The text-based annotations ‘Length’, ‘Descriptive’, and ‘Theme’ are also transferable. Length is easy to annotate. In order to work on full reviews and stay true to the intention of capturing the writing style, the length feature should be transfered to average sentence length. ‘Descriptive’ is based on the ratio of adjectives that are contained in a review, that can also be computed for the data in the Dong et al. corpus.
The theme of a review is tagged based on keyword dictionaries. These have been generated specifically for the task. As these keyword dictionaries and themes are based on movies, new themes and new corresponding themes would have to be generated in order to retag the corpus.

Multi-Task Learning

The second possibility for the combination of the two systems is an approach based on multi-task learning in neural networks. The idea here is to add a second output layer to the system described in Dong et al.. Ruder does a good job at describing the possibilities of Multi task learning in An Overview of Multi-Task Learning in Deep Neural Networks. A Neural Network in this case is assigned multiple output layers and learns parameters on both data in a shared parameter space. This does not only improve performance but also gives the possibility to split a task up – as would be the case in the combination described in this blogpost.

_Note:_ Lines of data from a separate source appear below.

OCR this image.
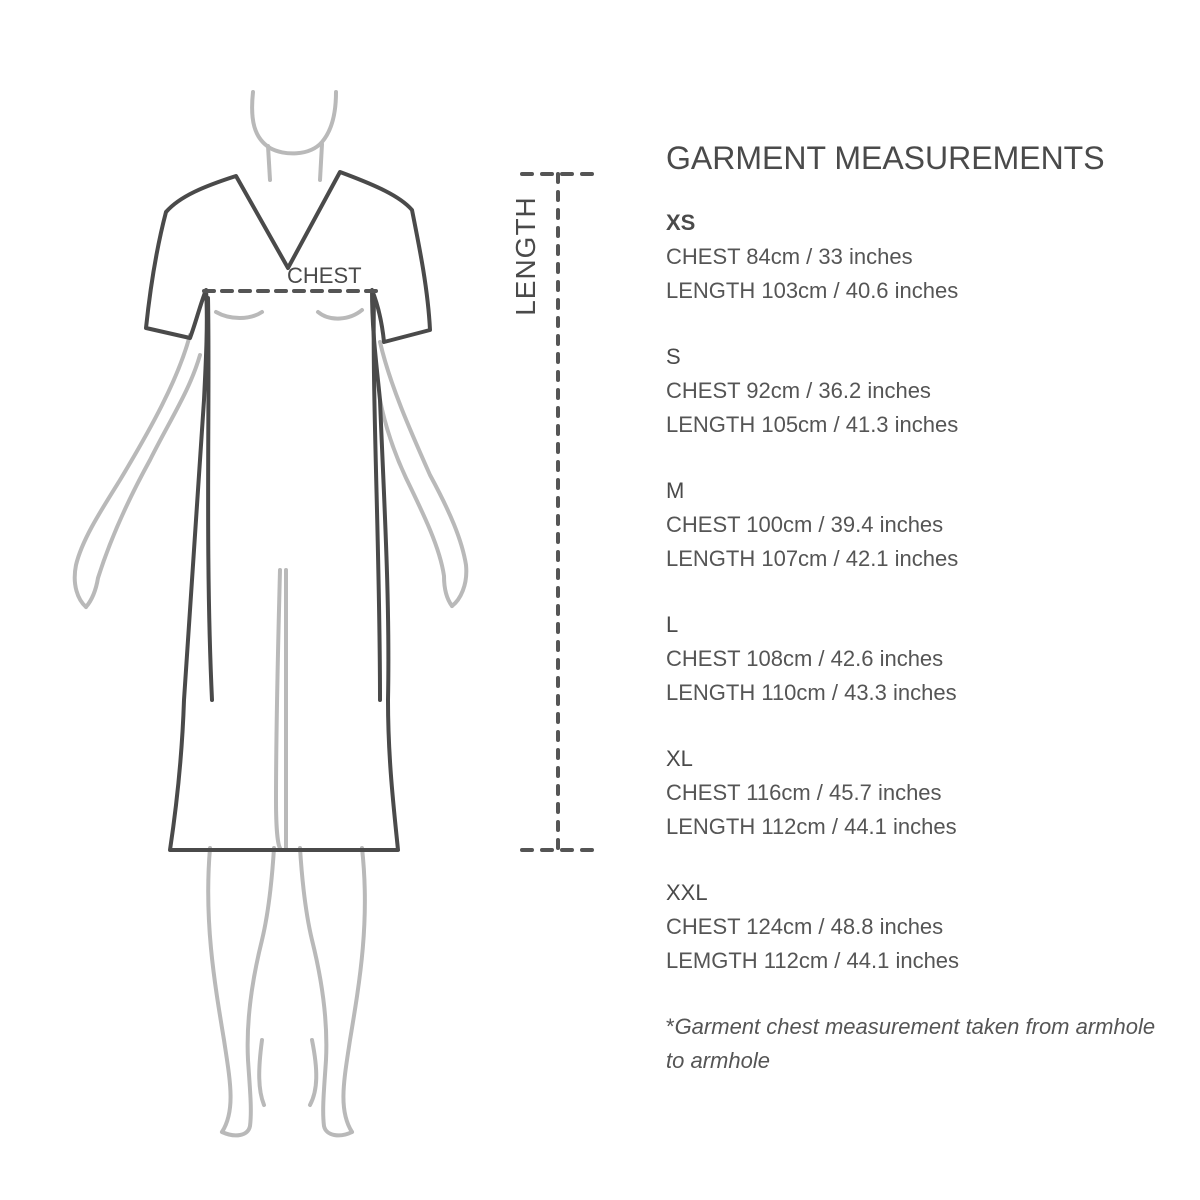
CHEST	LENGTH
GARMENT MEASUREMENTS
XS
CHEST 84cm / 33 inches
LENGTH 103cm / 40.6 inches
S
CHEST 92cm / 36.2 inches
LENGTH 105cm / 41.3 inches
M
CHEST 100cm / 39.4 inches
LENGTH 107cm / 42.1 inches
L
CHEST 108cm / 42.6 inches
LENGTH 110cm / 43.3 inches
XL
CHEST 116cm / 45.7 inches
LENGTH 112cm / 44.1 inches
XXL
CHEST 124cm / 48.8 inches
LEMGTH 112cm / 44.1 inches
*Garment chest measurement taken from armhole to armhole
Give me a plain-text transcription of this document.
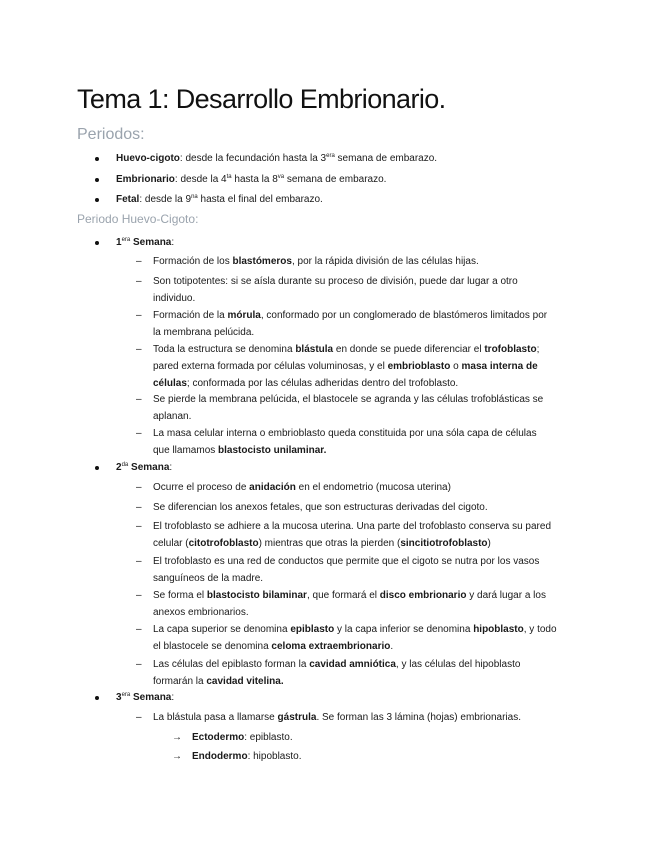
Tema 1: Desarrollo Embrionario.
Periodos:
Huevo-cigoto: desde la fecundación hasta la $3^{era}$ semana de embarazo.
Embrionario: desde la $4^{ta}$ hasta la $8^{va}$ semana de embarazo.
Fetal: desde la $9^{na}$ hasta el final del embarazo.
Periodo Huevo-Cigoto:
$1^{era}$ Semana:
– Formación de los blastómeros, por la rápida división de las células hijas.
– Son totipotentes: si se aísla durante su proceso de división, puede dar lugar a otro
individuo.
– Formación de la mórula, conformado por un conglomerado de blastómeros limitados por
la membrana pelúcida.
– Toda la estructura se denomina blástula en donde se puede diferenciar el trofoblasto;
pared externa formada por células voluminosas, y el embrioblasto o masa interna de
células; conformada por las células adheridas dentro del trofoblasto.
– Se pierde la membrana pelúcida, el blastocele se agranda y las células trofoblásticas se
aplanan.
– La masa celular interna o embrioblasto queda constituida por una sóla capa de células
que llamamos blastocisto unilaminar.
$2^{da}$ Semana:
– Ocurre el proceso de anidación en el endometrio (mucosa uterina)
– Se diferencian los anexos fetales, que son estructuras derivadas del cigoto.
– El trofoblasto se adhiere a la mucosa uterina. Una parte del trofoblasto conserva su pared
celular (citotrofoblasto) mientras que otras la pierden (sincitiotrofoblasto)
– El trofoblasto es una red de conductos que permite que el cigoto se nutra por los vasos
sanguíneos de la madre.
– Se forma el blastocisto bilaminar, que formará el disco embrionario y dará lugar a los
anexos embrionarios.
– La capa superior se denomina epiblasto y la capa inferior se denomina hipoblasto, y todo
el blastocele se denomina celoma extraembrionario.
– Las células del epiblasto forman la cavidad amniótica, y las células del hipoblasto
formarán la cavidad vitelina.
$3^{era}$ Semana:
– La blástula pasa a llamarse gástrula. Se forman las 3 lámina (hojas) embrionarias.
→ Ectodermo: epiblasto.
→ Endodermo: hipoblasto.
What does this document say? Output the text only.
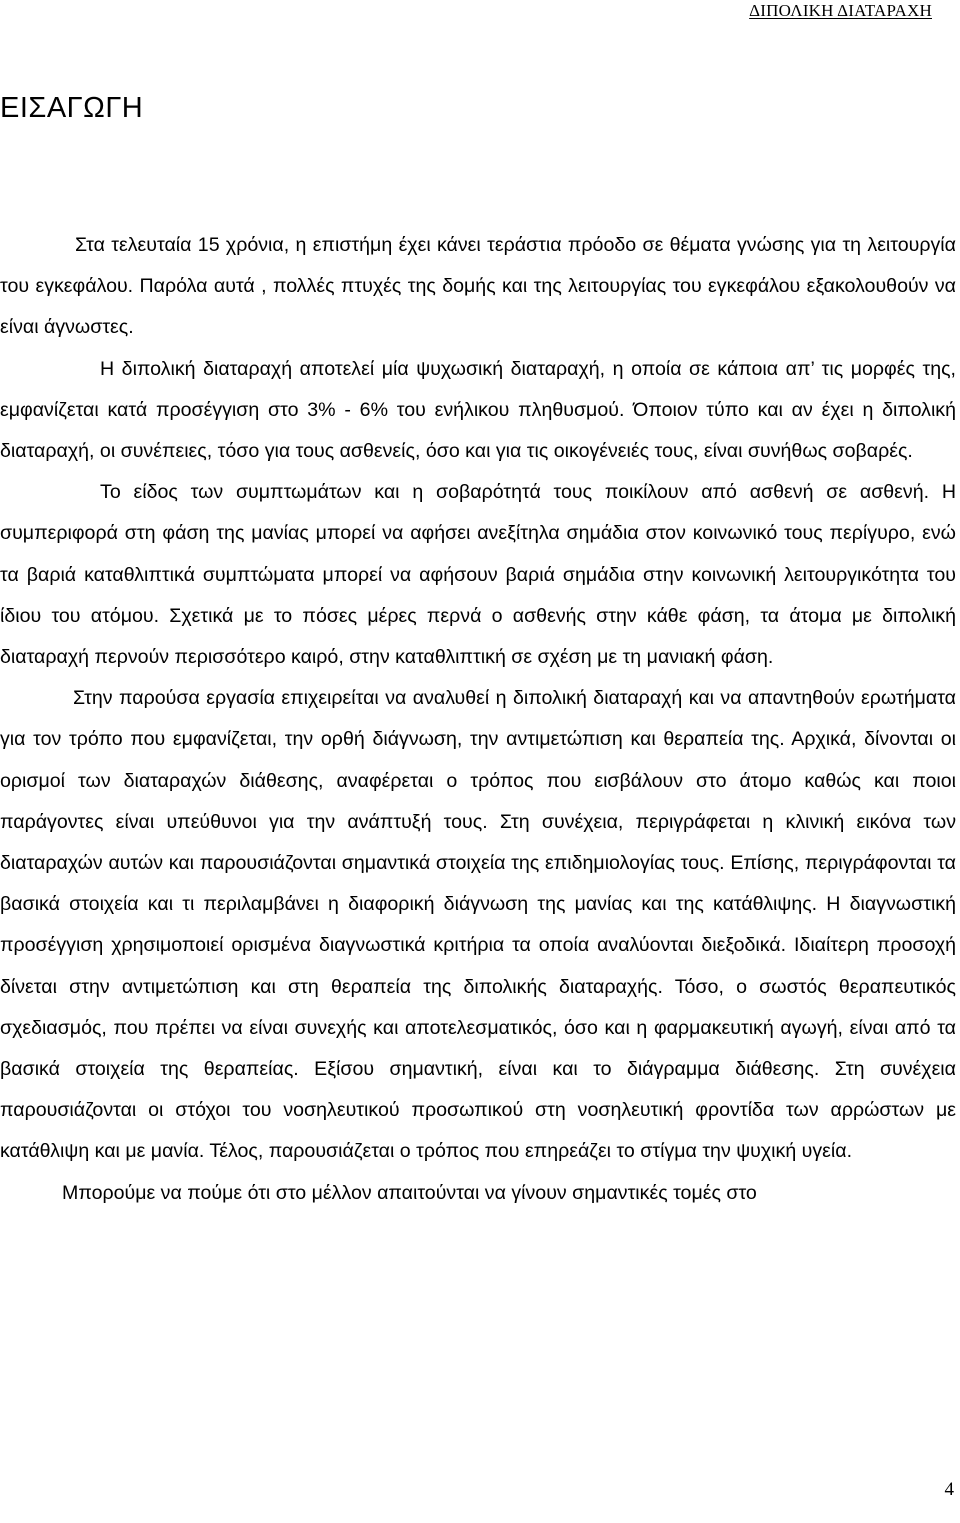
ΔΙΠΟΛΙΚΗ ΔΙΑΤΑΡΑΧΗ
ΕΙΣΑΓΩΓΗ

Στα τελευταία 15 χρόνια, η επιστήμη έχει κάνει τεράστια πρόοδο σε θέματα γνώσης για τη λειτουργία του εγκεφάλου. Παρόλα αυτά , πολλές πτυχές της δομής και της λειτουργίας του εγκεφάλου εξακολουθούν να είναι άγνωστες.

Η διπολική διαταραχή αποτελεί μία ψυχωσική διαταραχή, η οποία σε κάποια απ’ τις μορφές της, εμφανίζεται κατά προσέγγιση στο 3% - 6% του ενήλικου πληθυσμού. Όποιον τύπο και αν έχει η διπολική διαταραχή, οι συνέπειες, τόσο για τους ασθενείς, όσο και για τις οικογένειές τους, είναι συνήθως σοβαρές.

Το είδος των συμπτωμάτων και η σοβαρότητά τους ποικίλουν από ασθενή σε ασθενή. Η συμπεριφορά στη φάση της μανίας μπορεί να αφήσει ανεξίτηλα σημάδια στον κοινωνικό τους περίγυρο, ενώ τα βαριά καταθλιπτικά συμπτώματα μπορεί να αφήσουν βαριά σημάδια στην κοινωνική λειτουργικότητα του ίδιου του ατόμου. Σχετικά με το πόσες μέρες περνά ο ασθενής στην κάθε φάση, τα άτομα με διπολική διαταραχή περνούν περισσότερο καιρό, στην καταθλιπτική σε σχέση με τη μανιακή φάση.

Στην παρούσα εργασία επιχειρείται να αναλυθεί η διπολική διαταραχή και να απαντηθούν ερωτήματα για τον τρόπο που εμφανίζεται, την ορθή διάγνωση, την αντιμετώπιση και θεραπεία της. Αρχικά, δίνονται οι ορισμοί των διαταραχών διάθεσης, αναφέρεται ο τρόπος που εισβάλουν στο άτομο καθώς και ποιοι παράγοντες είναι υπεύθυνοι για την ανάπτυξή τους. Στη συνέχεια, περιγράφεται η κλινική εικόνα των διαταραχών αυτών και παρουσιάζονται σημαντικά στοιχεία της επιδημιολογίας τους. Επίσης, περιγράφονται τα βασικά στοιχεία και τι περιλαμβάνει η διαφορική διάγνωση της μανίας και της κατάθλιψης. Η διαγνωστική προσέγγιση χρησιμοποιεί ορισμένα διαγνωστικά κριτήρια τα οποία αναλύονται διεξοδικά. Ιδιαίτερη προσοχή δίνεται στην αντιμετώπιση και στη θεραπεία της διπολικής διαταραχής. Τόσο, ο σωστός θεραπευτικός σχεδιασμός, που πρέπει να είναι συνεχής και αποτελεσματικός, όσο και η φαρμακευτική αγωγή, είναι από τα βασικά στοιχεία της θεραπείας. Εξίσου σημαντική, είναι και το διάγραμμα διάθεσης. Στη συνέχεια παρουσιάζονται οι στόχοι του νοσηλευτικού προσωπικού στη νοσηλευτική φροντίδα των αρρώστων με κατάθλιψη και με μανία. Τέλος, παρουσιάζεται ο τρόπος που επηρεάζει το στίγμα την ψυχική υγεία.

Μπορούμε να πούμε ότι στο μέλλον απαιτούνται να γίνουν σημαντικές τομές στο

4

Figure 2: Ruder 2017 altered

The differences in the two datasets could be a problem for a multi-task learning system as the Rotten Tomatoes dataset has been split into single sentences, while the Amazon dataset consists of full reviews. Additonally the theme aspect would still have to be remodeled as it is too movie specific for a combined task.


Both of these approaches are promising to combine the advantages of the two systems. Mutli-task learning would not require retagging of the corpora which could be time consuming. This approach, however, has some uncertainties, specifically the problem of the differences in the corpus data. The retagging of the corpora is a more straightforward approach and seems more promising to achieve consistent results. Both of these ideas offer themselves up as basis for future projects in the field of neural language generation.


Dong, Li, et al. “Learning to generate product reviews from attributes.” Proceedings of the 15th Conference of the European Chapter of the Association for Computational Linguistics: Volume 1, Long Papers. Vol. 1. (2017).

Ficler, Jessica, and Yoav Goldberg. “Controlling linguistic style aspects in neural language generation.” arXiv preprint arXiv:1707.02633 (2017).

Ruder, Sebastian. “An overview of multi-task learning in deep neural networks.” arXiv preprint arXiv:1706.05098 (2017).